A first date that flowed effortlessly from afternoon beer and live music to fancy cocktails and hamachi at the bar of an uber-hip, top-rated San Francisco restaurant? An evening that actually started with, “Want to come upstairs for a drink?” before learning we had reservations for a nice — like, really nice — dinner in an hour?
Conversations about becoming a company partner at the ripe age of 23, living in Peru as a Fulbright scholar, going to Columbia for grad school and it totally not being a big deal — these things happen! They happened to us!

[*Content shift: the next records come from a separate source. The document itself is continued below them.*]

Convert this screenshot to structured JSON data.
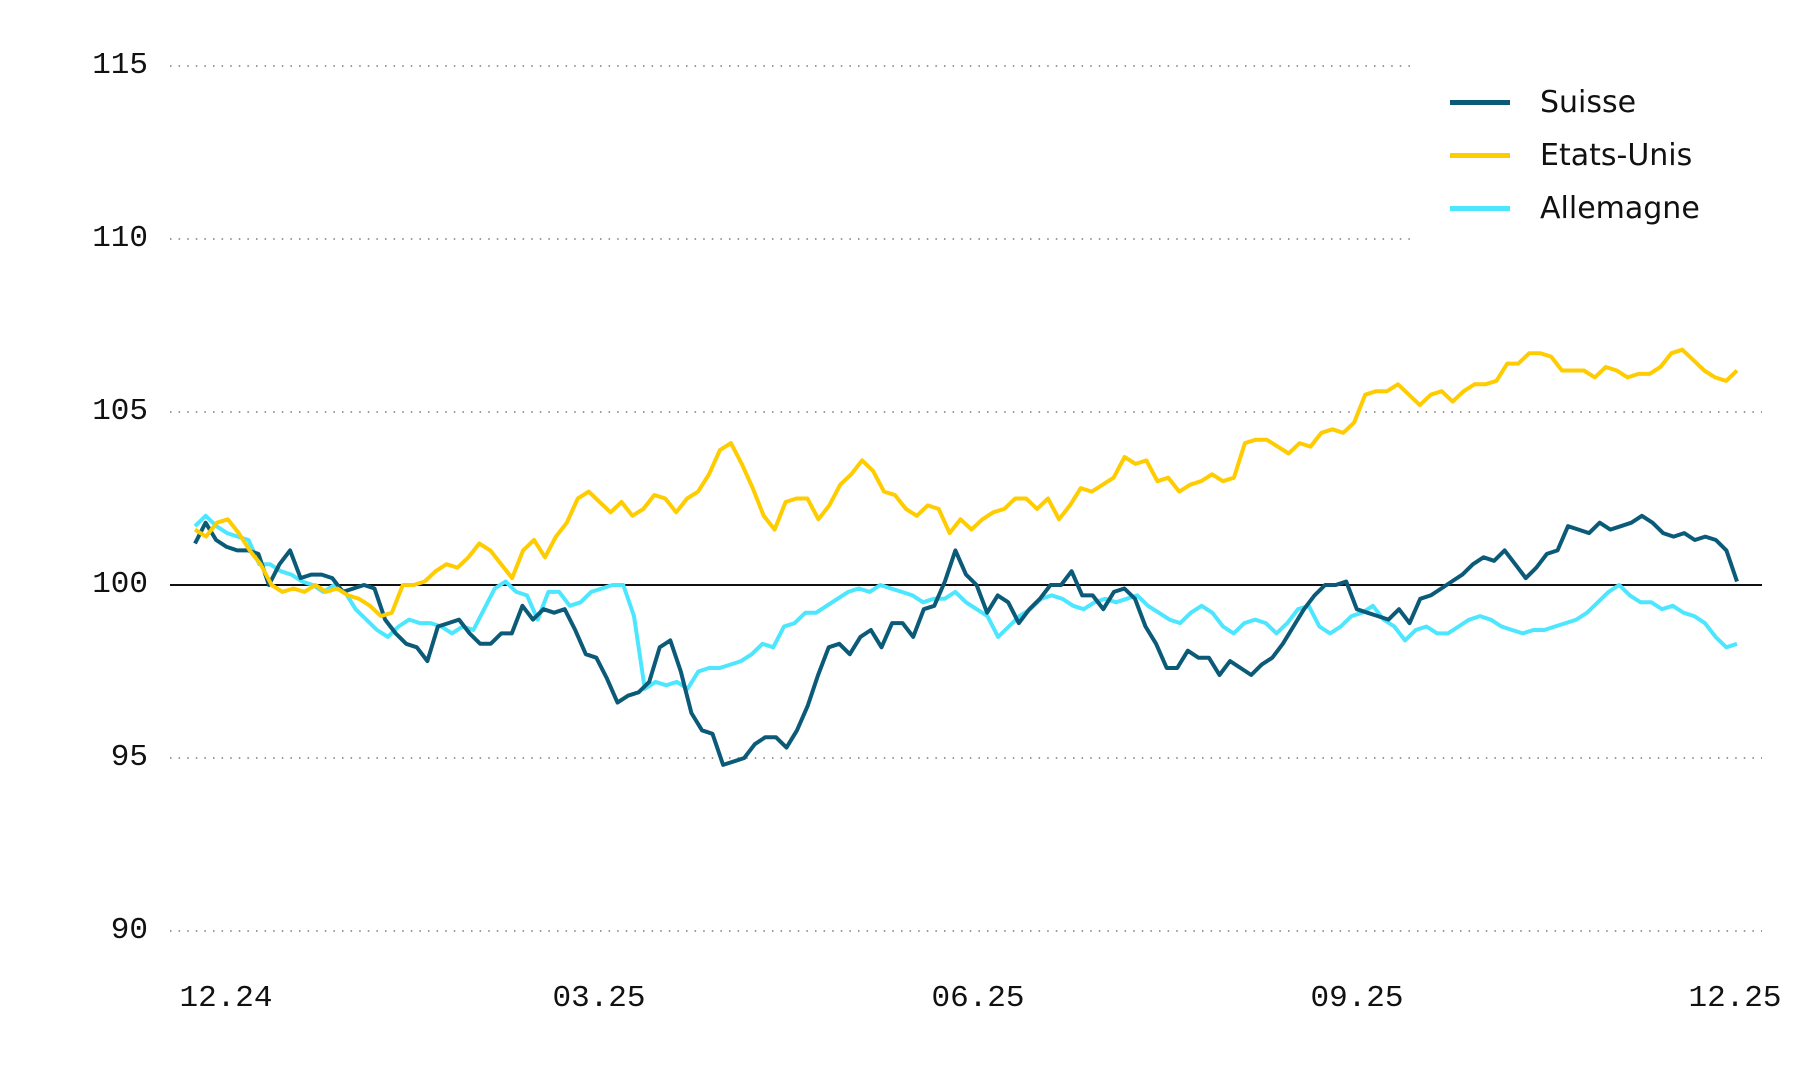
{
  "chart_data": {
    "type": "line",
    "title": "",
    "xlabel": "",
    "ylabel": "",
    "ylim": [
      90,
      115
    ],
    "yticks": [
      90,
      95,
      100,
      105,
      110,
      115
    ],
    "xticks": [
      "12.24",
      "03.25",
      "06.25",
      "09.25",
      "12.25"
    ],
    "reference_line": 100,
    "grid": "dotted horizontal",
    "legend_position": "top-right",
    "x_points": 140,
    "series": [
      {
        "name": "Suisse",
        "color": "#0b5b78",
        "values": [
          101.2,
          101.8,
          101.3,
          101.1,
          101.0,
          101.0,
          100.9,
          100.0,
          100.6,
          101.0,
          100.2,
          100.3,
          100.3,
          100.2,
          99.8,
          99.9,
          100.0,
          99.9,
          99.0,
          98.6,
          98.3,
          98.2,
          97.8,
          98.8,
          98.9,
          99.0,
          98.6,
          98.3,
          98.3,
          98.6,
          98.6,
          99.4,
          99.0,
          99.3,
          99.2,
          99.3,
          98.7,
          98.0,
          97.9,
          97.3,
          96.6,
          96.8,
          96.9,
          97.2,
          98.2,
          98.4,
          97.5,
          96.3,
          95.8,
          95.7,
          94.8,
          94.9,
          95.0,
          95.4,
          95.6,
          95.6,
          95.3,
          95.8,
          96.5,
          97.4,
          98.2,
          98.3,
          98.0,
          98.5,
          98.7,
          98.2,
          98.9,
          98.9,
          98.5,
          99.3,
          99.4,
          100.1,
          101.0,
          100.3,
          100.0,
          99.2,
          99.7,
          99.5,
          98.9,
          99.3,
          99.6,
          100.0,
          100.0,
          100.4,
          99.7,
          99.7,
          99.3,
          99.8,
          99.9,
          99.6,
          98.8,
          98.3,
          97.6,
          97.6,
          98.1,
          97.9,
          97.9,
          97.4,
          97.8,
          97.6,
          97.4,
          97.7,
          97.9,
          98.3,
          98.8,
          99.3,
          99.7,
          100.0,
          100.0,
          100.1,
          99.3,
          99.2,
          99.1,
          99.0,
          99.3,
          98.9,
          99.6,
          99.7,
          99.9,
          100.1,
          100.3,
          100.6,
          100.8,
          100.7,
          101.0,
          100.6,
          100.2,
          100.5,
          100.9,
          101.0,
          101.7,
          101.6,
          101.5,
          101.8,
          101.6,
          101.7,
          101.8,
          102.0,
          101.8,
          101.5,
          101.4,
          101.5,
          101.3,
          101.4,
          101.3,
          101.0,
          100.1
        ]
      },
      {
        "name": "Etats-Unis",
        "color": "#ffcc00",
        "values": [
          101.6,
          101.4,
          101.8,
          101.9,
          101.5,
          101.0,
          100.6,
          100.0,
          99.8,
          99.9,
          99.8,
          100.0,
          99.8,
          99.9,
          99.7,
          99.6,
          99.4,
          99.1,
          99.2,
          100.0,
          100.0,
          100.1,
          100.4,
          100.6,
          100.5,
          100.8,
          101.2,
          101.0,
          100.6,
          100.2,
          101.0,
          101.3,
          100.8,
          101.4,
          101.8,
          102.5,
          102.7,
          102.4,
          102.1,
          102.4,
          102.0,
          102.2,
          102.6,
          102.5,
          102.1,
          102.5,
          102.7,
          103.2,
          103.9,
          104.1,
          103.5,
          102.8,
          102.0,
          101.6,
          102.4,
          102.5,
          102.5,
          101.9,
          102.3,
          102.9,
          103.2,
          103.6,
          103.3,
          102.7,
          102.6,
          102.2,
          102.0,
          102.3,
          102.2,
          101.5,
          101.9,
          101.6,
          101.9,
          102.1,
          102.2,
          102.5,
          102.5,
          102.2,
          102.5,
          101.9,
          102.3,
          102.8,
          102.7,
          102.9,
          103.1,
          103.7,
          103.5,
          103.6,
          103.0,
          103.1,
          102.7,
          102.9,
          103.0,
          103.2,
          103.0,
          103.1,
          104.1,
          104.2,
          104.2,
          104.0,
          103.8,
          104.1,
          104.0,
          104.4,
          104.5,
          104.4,
          104.7,
          105.5,
          105.6,
          105.6,
          105.8,
          105.5,
          105.2,
          105.5,
          105.6,
          105.3,
          105.6,
          105.8,
          105.8,
          105.9,
          106.4,
          106.4,
          106.7,
          106.7,
          106.6,
          106.2,
          106.2,
          106.2,
          106.0,
          106.3,
          106.2,
          106.0,
          106.1,
          106.1,
          106.3,
          106.7,
          106.8,
          106.5,
          106.2,
          106.0,
          105.9,
          106.2
        ]
      },
      {
        "name": "Allemagne",
        "color": "#4de6ff",
        "values": [
          101.7,
          102.0,
          101.7,
          101.5,
          101.4,
          101.3,
          100.6,
          100.6,
          100.4,
          100.3,
          100.1,
          100.0,
          99.8,
          100.0,
          99.8,
          99.3,
          99.0,
          98.7,
          98.5,
          98.8,
          99.0,
          98.9,
          98.9,
          98.8,
          98.6,
          98.8,
          98.7,
          99.3,
          99.9,
          100.1,
          99.8,
          99.7,
          99.0,
          99.8,
          99.8,
          99.4,
          99.5,
          99.8,
          99.9,
          100.0,
          100.0,
          99.1,
          97.0,
          97.2,
          97.1,
          97.2,
          97.0,
          97.5,
          97.6,
          97.6,
          97.7,
          97.8,
          98.0,
          98.3,
          98.2,
          98.8,
          98.9,
          99.2,
          99.2,
          99.4,
          99.6,
          99.8,
          99.9,
          99.8,
          100.0,
          99.9,
          99.8,
          99.7,
          99.5,
          99.6,
          99.6,
          99.8,
          99.5,
          99.3,
          99.1,
          98.5,
          98.8,
          99.1,
          99.3,
          99.6,
          99.7,
          99.6,
          99.4,
          99.3,
          99.5,
          99.6,
          99.5,
          99.6,
          99.7,
          99.4,
          99.2,
          99.0,
          98.9,
          99.2,
          99.4,
          99.2,
          98.8,
          98.6,
          98.9,
          99.0,
          98.9,
          98.6,
          98.9,
          99.3,
          99.4,
          98.8,
          98.6,
          98.8,
          99.1,
          99.2,
          99.4,
          99.0,
          98.8,
          98.4,
          98.7,
          98.8,
          98.6,
          98.6,
          98.8,
          99.0,
          99.1,
          99.0,
          98.8,
          98.7,
          98.6,
          98.7,
          98.7,
          98.8,
          98.9,
          99.0,
          99.2,
          99.5,
          99.8,
          100.0,
          99.7,
          99.5,
          99.5,
          99.3,
          99.4,
          99.2,
          99.1,
          98.9,
          98.5,
          98.2,
          98.3
        ]
      }
    ]
  },
  "legend": {
    "items": [
      {
        "label": "Suisse",
        "color": "#0b5b78"
      },
      {
        "label": "Etats-Unis",
        "color": "#ffcc00"
      },
      {
        "label": "Allemagne",
        "color": "#4de6ff"
      }
    ]
  },
  "axes": {
    "y_labels": [
      "115",
      "110",
      "105",
      "100",
      "95",
      "90"
    ],
    "x_labels": [
      "12.24",
      "03.25",
      "06.25",
      "09.25",
      "12.25"
    ]
  }
}
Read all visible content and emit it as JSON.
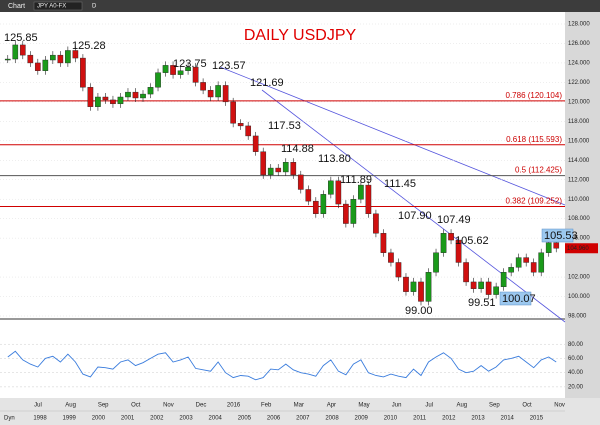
{
  "toolbar": {
    "tab": "Chart",
    "symbol": "JPY A0-FX",
    "period": "D",
    "footer": "Dyn"
  },
  "title": "DAILY USDJPY",
  "price": {
    "ylim": [
      98,
      128
    ],
    "yticks": [
      {
        "value": 128,
        "label": "128.000"
      },
      {
        "value": 126,
        "label": "126.000"
      },
      {
        "value": 124,
        "label": "124.000"
      },
      {
        "value": 122,
        "label": "122.000"
      },
      {
        "value": 120,
        "label": "120.000"
      },
      {
        "value": 118,
        "label": "118.000"
      },
      {
        "value": 116,
        "label": "116.000"
      },
      {
        "value": 114,
        "label": "114.000"
      },
      {
        "value": 112,
        "label": "112.000"
      },
      {
        "value": 110,
        "label": "110.000"
      },
      {
        "value": 108,
        "label": "108.000"
      },
      {
        "value": 106,
        "label": "106.000"
      },
      {
        "value": 102,
        "label": "102.000"
      },
      {
        "value": 100,
        "label": "100.000"
      },
      {
        "value": 98,
        "label": "98.000"
      }
    ],
    "closes": [
      124.4,
      125.85,
      124.8,
      124.0,
      123.2,
      124.3,
      124.8,
      124.0,
      125.28,
      124.5,
      121.5,
      119.5,
      120.5,
      120.2,
      119.8,
      120.5,
      121.0,
      120.4,
      120.8,
      121.5,
      123.0,
      123.75,
      122.8,
      123.2,
      123.57,
      122.0,
      121.2,
      120.5,
      121.69,
      120.0,
      117.8,
      117.53,
      116.5,
      114.88,
      112.5,
      113.2,
      112.8,
      113.8,
      112.5,
      111.0,
      109.8,
      108.5,
      110.5,
      111.89,
      109.5,
      107.5,
      110.0,
      111.45,
      108.5,
      106.5,
      104.5,
      103.5,
      102.0,
      100.5,
      101.5,
      99.5,
      102.5,
      104.5,
      106.5,
      105.8,
      103.5,
      101.5,
      100.8,
      101.5,
      100.2,
      101.0,
      102.5,
      103.0,
      104.0,
      103.5,
      102.5,
      104.5,
      105.53,
      104.96
    ],
    "fib_levels": [
      {
        "value": 120.104,
        "label": "0.786 (120.104)"
      },
      {
        "value": 115.593,
        "label": "0.618 (115.593)"
      },
      {
        "value": 112.425,
        "label": "0.5 (112.425)"
      },
      {
        "value": 109.252,
        "label": "0.382 (109.252)"
      }
    ],
    "last": {
      "value": 104.96,
      "label": "104.960"
    },
    "annotations": [
      "125.85",
      "125.28",
      "123.75",
      "123.57",
      "121.69",
      "117.53",
      "114.88",
      "113.80",
      "111.89",
      "111.45",
      "107.90",
      "107.49",
      "105.62",
      "99.00",
      "99.51",
      "100.07",
      "105.53"
    ]
  },
  "rsi": {
    "ylim": [
      10,
      100
    ],
    "yticks": [
      {
        "value": 80,
        "label": "80.00"
      },
      {
        "value": 60,
        "label": "60.00"
      },
      {
        "value": 40,
        "label": "40.00"
      },
      {
        "value": 20,
        "label": "20.00"
      }
    ],
    "values": [
      62,
      70,
      58,
      52,
      48,
      60,
      63,
      55,
      66,
      55,
      38,
      34,
      48,
      47,
      45,
      55,
      58,
      50,
      54,
      60,
      66,
      68,
      55,
      58,
      62,
      46,
      44,
      42,
      55,
      40,
      33,
      36,
      35,
      30,
      33,
      45,
      44,
      52,
      44,
      40,
      38,
      35,
      50,
      58,
      42,
      37,
      52,
      58,
      40,
      36,
      34,
      38,
      35,
      33,
      45,
      36,
      55,
      62,
      68,
      60,
      45,
      40,
      42,
      50,
      42,
      48,
      58,
      60,
      63,
      55,
      47,
      58,
      62,
      55
    ]
  },
  "x_months": [
    "Jul",
    "Aug",
    "Sep",
    "Oct",
    "Nov",
    "Dec",
    "2016",
    "Feb",
    "Mar",
    "Apr",
    "May",
    "Jun",
    "Jul",
    "Aug",
    "Sep",
    "Oct",
    "Nov"
  ],
  "x_years": [
    "1998",
    "1999",
    "2000",
    "2001",
    "2002",
    "2003",
    "2004",
    "2005",
    "2006",
    "2007",
    "2008",
    "2009",
    "2010",
    "2011",
    "2012",
    "2013",
    "2014",
    "2015"
  ]
}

The point: Chivalry may be taboo in college, but it’s surprisingly strong elsewhere.
The second dates
With all the nervous excitement and guaranteed small talk, it’s fairly easy to have a pleasant first date, whether over a $12 cocktail or a $2 cup of coffee. But the second date is much more likely to go horrifyingly wrong.
Normally as college daters, we are way too scared to commit early on. And we don’t mean commit to monogamy — we mean commit to fleeting affection or even acknowledging consistent interest. OkCupid eliminates that awkwardness and confusion. Interest is evident in meeting at all, so committing to a second date carries significance.
Janelle didn’t really take this into consideration with her first second date, which she assumed would be a simple continuation of learning about one another. Immediately, however, he expressed keen optimism about their future as a couple. Oops.
Another second date seemed to falter because of mutually high expectations. The first date was filled with spontaneous energy and, admittedly, booze, and the second was filled with slow, repetitive conversation and sobriety.
Meanwhile, Hillary had some similar second date slumps and miscommunications. The boy who seemed perfect on date number one was out of interesting things to talk about by date number two. And following up a six-hour date that spanned four different venues requires a level of commitment and ingenuity that, as it turned out, neither party was actually willing to put in.
Then there was the decent first date with questionable levels of chemistry that became the okay second date with questionable levels of chemistry, followed by the third date where he was clearly invested and she suddenly realized she wasn’t.
If OkCupid taught us anything, it’s that straightforward communication is key to avoiding dating blunders.
Perhaps OkCupid is simultaneously as esoteric as we all thought it was and the most straightforward way to date anyone these days. OkCupid provides a space for relationship-seekers to be upfront about all of their desires, quirks and hang ups, and to present themselves exactly as they’d like to be seen. Combined with the anonymity of the internet, this creates a space where people actually feel empowered to put themselves out there. Fear of rejection is dramatically decreased when every online interaction feels a little less real.
We don’t view meeting people over the internet as the end to traditional, real-life interactions, but a valuable supplement to them. As it turns out, going on a ton of first dates makes you good at first dates, and interacting with potential love interests online makes it easier to do so in person, too. Over the course of this experiment, Janelle and Hillary each gave their phone numbers to people they met in real life simply because their experience on OkCupid had ingrained in them an ethos of “Why the hell not?”
On a recent Monday night, we found ourselves on a double date — both with guys we found on OkCupid. The strangest part is that it didn’t feel strange at all.
In the UC Davis undergraduate system, and elsewhere, unacknowledged heteronormativity is especially heinous.
Two female heterosexual students wrote this article, altering the names and personal details of those involved in order to protect their identities. These are their stories.